More than 80 major companies write to Theresa May saying Britain’s ‘prosperity and well-being’ are at stake as report warns ‘costs and uncertainty of unsustainable development could swell until there is no viable world in which to do business’
It is an unremittingly bleak vision of the future: over the next decade the world’s economy stagnates, fossil fuels ramp up global warming and the gap between rich and poor widens, fuelling nationalist tensions based on resentment of the ‘global elite’.
But, while a major new report by the Business & Sustainable Development Commission (BSDC) warns this appears to be humanity’s current path, it also spells out how to create not quite “heaven on Earth” but a world that is wealthier, more peaceful and fair for all.

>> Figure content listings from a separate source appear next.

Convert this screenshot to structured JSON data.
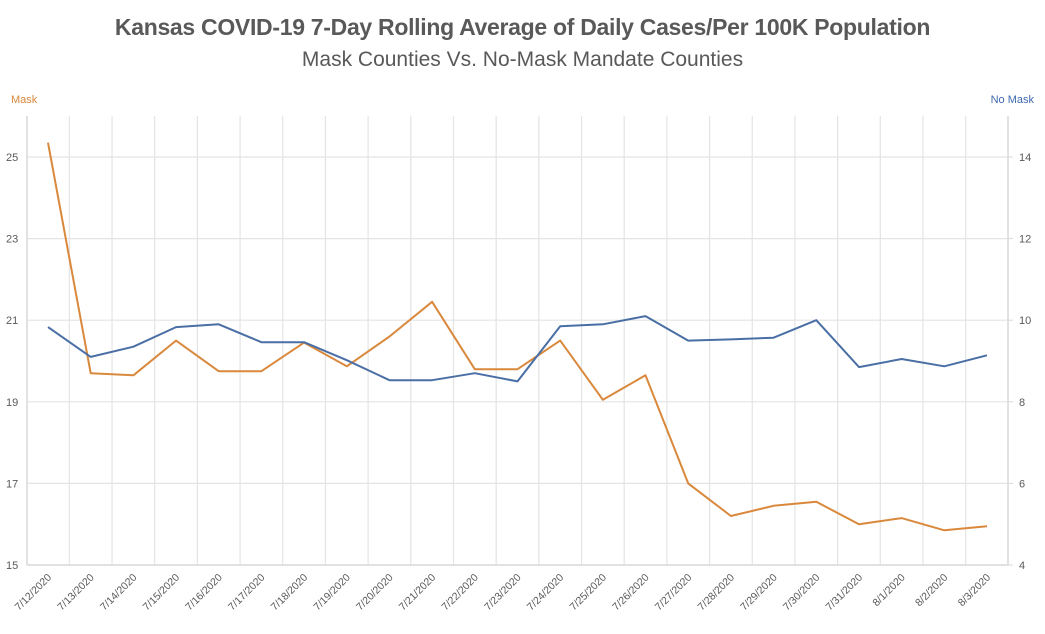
{
  "chart_data": {
    "type": "line",
    "title": "Kansas COVID-19 7-Day Rolling Average of Daily Cases/Per 100K Population",
    "subtitle": "Mask Counties Vs. No-Mask Mandate Counties",
    "xlabel": "",
    "ylabel_left": "Mask",
    "ylabel_right": "No Mask",
    "categories": [
      "7/12/2020",
      "7/13/2020",
      "7/14/2020",
      "7/15/2020",
      "7/16/2020",
      "7/17/2020",
      "7/18/2020",
      "7/19/2020",
      "7/20/2020",
      "7/21/2020",
      "7/22/2020",
      "7/23/2020",
      "7/24/2020",
      "7/25/2020",
      "7/26/2020",
      "7/27/2020",
      "7/28/2020",
      "7/29/2020",
      "7/30/2020",
      "7/31/2020",
      "8/1/2020",
      "8/2/2020",
      "8/3/2020"
    ],
    "y_left": {
      "range": [
        15,
        26
      ],
      "ticks": [
        15,
        17,
        19,
        21,
        23,
        25
      ]
    },
    "y_right": {
      "range": [
        4,
        15
      ],
      "ticks": [
        4,
        6,
        8,
        10,
        12,
        14
      ]
    },
    "grid": true,
    "legend": "axis-titles top-left (Mask) and top-right (No Mask)",
    "series": [
      {
        "name": "Mask",
        "axis": "left",
        "color": "#d9883c",
        "values": [
          25.35,
          19.7,
          19.65,
          20.5,
          19.75,
          19.75,
          20.45,
          19.87,
          20.6,
          21.45,
          19.8,
          19.8,
          20.5,
          19.05,
          19.65,
          17.0,
          16.2,
          16.45,
          16.55,
          16.0,
          16.15,
          15.85,
          15.95
        ]
      },
      {
        "name": "No Mask",
        "axis": "right",
        "color": "#4a6fa5",
        "values": [
          9.83,
          9.1,
          9.35,
          9.83,
          9.9,
          9.46,
          9.46,
          9.02,
          8.53,
          8.53,
          8.7,
          8.5,
          9.85,
          9.9,
          10.1,
          9.5,
          9.53,
          9.57,
          10.0,
          8.85,
          9.05,
          8.87,
          9.14
        ]
      }
    ]
  }
}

And their call for the world to start living up to the United Nations’ 17 Sustainable Development Goals was backed by more than 80 major companies in a joint letter to Theresa May, which urged the UK Government to take this “essential” step to secure “our long-term prosperity and the well-being of generations to come”.
However, Ms May did not respond personally to the letter, with the Department for International Development instead issuing a response on behalf of the Government in an implicit snub to the letter’s call for all departments, “not only” DfID, to get involved.
The UN’s ‘Global Goals’, as they are known, seem at first sight to be almost impossibly ambitious.
There should be “no poverty” and “zero hunger” in the world, universal health coverage, a decent education for all, gender equality, access to affordable and clean energy, action on climate change, the list goes on.
But the BSDC’s report, compiled after a year of research into their effects, says achieving them is actually key to delivering massive growth.
The document, called Better Business, Better World, estimates the Global Goals could be worth up to $36,000bn (£30,000bn) a year in savings and extra revenue by 2030.
They based this on an analysis of four major economic sectors – food and agriculture; energy and materials; cities; and health and wellbeing – which would benefit to the tune of $12,000bn a year. They then estimated the total economic prize would be two to three times higher.
Lifting people out of poverty could bring up to a billion people into the consumer economy. And achieving gender equality alone could add at least $12,000bn to the world’s total GDP by 2025, according to one estimate.
“The overall prize is enormous,” the report says.
“The results will not be heaven on Earth; there will be many practical challenges.
“But the world would undoubtedly be on a better, more resilient path. We could be building an economy of abundance.